Ob es sich beim Koalitionsausschuss gestern schon um eine Nachtsitzung gehandelt hat, hängt davon ab, wann die Beteiligten üblicherweise zu Bett gehen. Spät wurde es jedenfalls. Damit wackelt ein weiteres Versprechen dieser Koalition. Nach fünfstündigen Beratungen sickerten gegen 22 Uhr die ersten Nachrichten durch und es wurde klar: Bei der Stromsteuer konnte sich die Koalition nicht darauf einigen, sie für alle Verbraucherinnen und Verbraucher zu senken. Das geht aus dem Ergebnispapier hervor, das SZ Dossier vorliegt.
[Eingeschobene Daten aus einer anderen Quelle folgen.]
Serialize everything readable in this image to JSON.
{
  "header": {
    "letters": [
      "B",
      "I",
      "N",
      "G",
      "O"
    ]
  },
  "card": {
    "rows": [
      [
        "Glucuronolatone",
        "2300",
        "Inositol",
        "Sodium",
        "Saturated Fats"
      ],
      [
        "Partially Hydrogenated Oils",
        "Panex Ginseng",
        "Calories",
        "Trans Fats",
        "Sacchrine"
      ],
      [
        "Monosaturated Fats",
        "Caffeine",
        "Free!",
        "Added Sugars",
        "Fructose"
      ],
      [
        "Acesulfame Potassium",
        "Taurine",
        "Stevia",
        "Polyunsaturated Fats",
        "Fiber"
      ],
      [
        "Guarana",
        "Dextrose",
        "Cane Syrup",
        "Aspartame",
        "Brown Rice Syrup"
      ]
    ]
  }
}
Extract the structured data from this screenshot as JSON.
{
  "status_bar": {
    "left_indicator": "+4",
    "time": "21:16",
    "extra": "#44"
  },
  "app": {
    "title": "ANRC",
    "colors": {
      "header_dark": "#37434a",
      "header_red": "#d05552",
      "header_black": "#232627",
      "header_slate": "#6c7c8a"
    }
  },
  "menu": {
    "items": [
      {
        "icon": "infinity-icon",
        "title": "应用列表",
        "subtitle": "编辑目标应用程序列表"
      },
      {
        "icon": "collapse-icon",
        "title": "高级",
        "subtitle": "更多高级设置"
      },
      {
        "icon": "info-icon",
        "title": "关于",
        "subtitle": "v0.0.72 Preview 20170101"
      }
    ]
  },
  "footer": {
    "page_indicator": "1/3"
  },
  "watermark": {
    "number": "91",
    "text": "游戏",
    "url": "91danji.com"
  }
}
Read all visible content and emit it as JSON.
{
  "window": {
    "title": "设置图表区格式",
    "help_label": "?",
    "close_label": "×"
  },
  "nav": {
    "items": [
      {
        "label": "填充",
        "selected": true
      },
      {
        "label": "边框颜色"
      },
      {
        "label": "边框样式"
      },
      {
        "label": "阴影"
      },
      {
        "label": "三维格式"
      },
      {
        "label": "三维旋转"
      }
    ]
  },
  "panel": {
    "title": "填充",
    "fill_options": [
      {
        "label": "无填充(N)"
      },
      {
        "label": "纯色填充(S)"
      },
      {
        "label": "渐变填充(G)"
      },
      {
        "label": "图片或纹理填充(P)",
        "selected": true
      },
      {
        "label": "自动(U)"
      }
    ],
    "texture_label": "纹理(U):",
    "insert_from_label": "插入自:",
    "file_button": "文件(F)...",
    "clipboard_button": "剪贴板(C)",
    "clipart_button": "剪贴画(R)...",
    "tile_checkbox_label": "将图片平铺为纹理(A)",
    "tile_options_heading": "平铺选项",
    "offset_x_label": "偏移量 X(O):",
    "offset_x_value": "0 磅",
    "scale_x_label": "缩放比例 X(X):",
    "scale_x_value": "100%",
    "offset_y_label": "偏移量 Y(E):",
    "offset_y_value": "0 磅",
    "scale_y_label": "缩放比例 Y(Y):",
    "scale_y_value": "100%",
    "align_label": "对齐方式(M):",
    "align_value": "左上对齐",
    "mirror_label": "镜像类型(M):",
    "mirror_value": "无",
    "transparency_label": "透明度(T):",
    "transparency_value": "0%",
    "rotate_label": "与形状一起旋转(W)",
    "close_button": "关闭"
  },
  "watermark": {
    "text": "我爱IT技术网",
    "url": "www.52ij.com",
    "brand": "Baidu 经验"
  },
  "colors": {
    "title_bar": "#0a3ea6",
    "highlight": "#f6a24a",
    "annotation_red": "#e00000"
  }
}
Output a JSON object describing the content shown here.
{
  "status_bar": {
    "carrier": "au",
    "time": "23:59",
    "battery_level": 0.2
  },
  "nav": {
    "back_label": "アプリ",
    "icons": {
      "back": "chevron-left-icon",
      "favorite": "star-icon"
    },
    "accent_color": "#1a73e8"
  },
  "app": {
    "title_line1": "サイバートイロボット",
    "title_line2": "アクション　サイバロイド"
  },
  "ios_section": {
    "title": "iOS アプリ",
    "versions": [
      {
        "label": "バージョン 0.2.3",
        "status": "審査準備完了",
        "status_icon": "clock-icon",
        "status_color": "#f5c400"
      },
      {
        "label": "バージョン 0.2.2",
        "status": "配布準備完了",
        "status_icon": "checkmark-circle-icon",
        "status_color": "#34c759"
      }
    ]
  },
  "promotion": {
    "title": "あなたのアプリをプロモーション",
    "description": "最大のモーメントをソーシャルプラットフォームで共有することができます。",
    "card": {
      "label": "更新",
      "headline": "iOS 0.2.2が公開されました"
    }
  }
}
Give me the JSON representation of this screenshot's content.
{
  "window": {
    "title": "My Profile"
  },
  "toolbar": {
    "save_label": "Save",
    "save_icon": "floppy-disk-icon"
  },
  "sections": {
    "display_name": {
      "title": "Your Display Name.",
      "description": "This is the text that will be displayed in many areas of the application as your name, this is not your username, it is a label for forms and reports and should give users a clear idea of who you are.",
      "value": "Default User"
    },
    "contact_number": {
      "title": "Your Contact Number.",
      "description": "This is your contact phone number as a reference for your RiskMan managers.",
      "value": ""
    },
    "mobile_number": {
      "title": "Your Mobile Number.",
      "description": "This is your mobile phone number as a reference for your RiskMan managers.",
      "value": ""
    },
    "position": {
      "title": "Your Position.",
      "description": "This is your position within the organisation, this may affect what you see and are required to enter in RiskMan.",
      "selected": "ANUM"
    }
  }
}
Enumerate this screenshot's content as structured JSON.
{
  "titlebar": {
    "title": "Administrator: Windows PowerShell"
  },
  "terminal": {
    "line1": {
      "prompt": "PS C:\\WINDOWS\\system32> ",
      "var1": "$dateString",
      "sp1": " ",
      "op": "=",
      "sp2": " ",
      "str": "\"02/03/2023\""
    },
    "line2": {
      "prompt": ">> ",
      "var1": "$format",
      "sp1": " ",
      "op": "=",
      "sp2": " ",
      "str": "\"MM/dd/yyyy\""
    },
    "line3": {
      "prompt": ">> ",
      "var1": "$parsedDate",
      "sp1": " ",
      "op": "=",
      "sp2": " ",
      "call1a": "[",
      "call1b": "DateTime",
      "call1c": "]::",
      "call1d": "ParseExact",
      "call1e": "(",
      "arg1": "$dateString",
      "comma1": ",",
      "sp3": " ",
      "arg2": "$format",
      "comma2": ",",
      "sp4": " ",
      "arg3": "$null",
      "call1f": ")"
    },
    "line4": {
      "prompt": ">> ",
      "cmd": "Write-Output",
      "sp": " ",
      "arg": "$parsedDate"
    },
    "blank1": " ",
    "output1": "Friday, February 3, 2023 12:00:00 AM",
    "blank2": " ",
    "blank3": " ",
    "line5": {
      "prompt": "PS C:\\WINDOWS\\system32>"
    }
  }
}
Zentraler Punkt: Ab 2026 sollen Strom- und Gasspeicherumlagen für Verbraucherinnen und Verbraucher wegfallen – finanziert aus dem Klima- und Transformationsfonds (KTF). Auch die Stromsteuer für produzierende Unternehmen sinkt dauerhaft. Dazu kommt die staatliche Übernahme von Netzentgelten. Damit bekräftigt der Koalitionsausschuss die Beschlüsse des Kabinetts von vergangener Woche. In Summe entspreche das Entlastungen in Höhe von jährlich gut zehn Milliarden Euro, heißt es in dem Papier.
Rechenspiele: Eine Familie mit vier Personen spare dadurch pro Jahr bis zu 100 Euro. Im Papier werden die Maßnahmen explizit als solche bezeichnet, die „als erster Schritt“ vereinbart wurden. Es bleibt also politischer Spielraum für weitere Entlastungen – derzeit aber kein finanzieller. „Der Koalitionsausschuss ist sich darüber einig, dass weitere Entlastungsschritte – insbesondere eine Senkung der Stromsteuer für Verbraucherinnen und Verbraucher sowie die gesamte Wirtschaft – folgen sollen, sobald hierfür finanzielle Spielräume bestehen“, heißt es.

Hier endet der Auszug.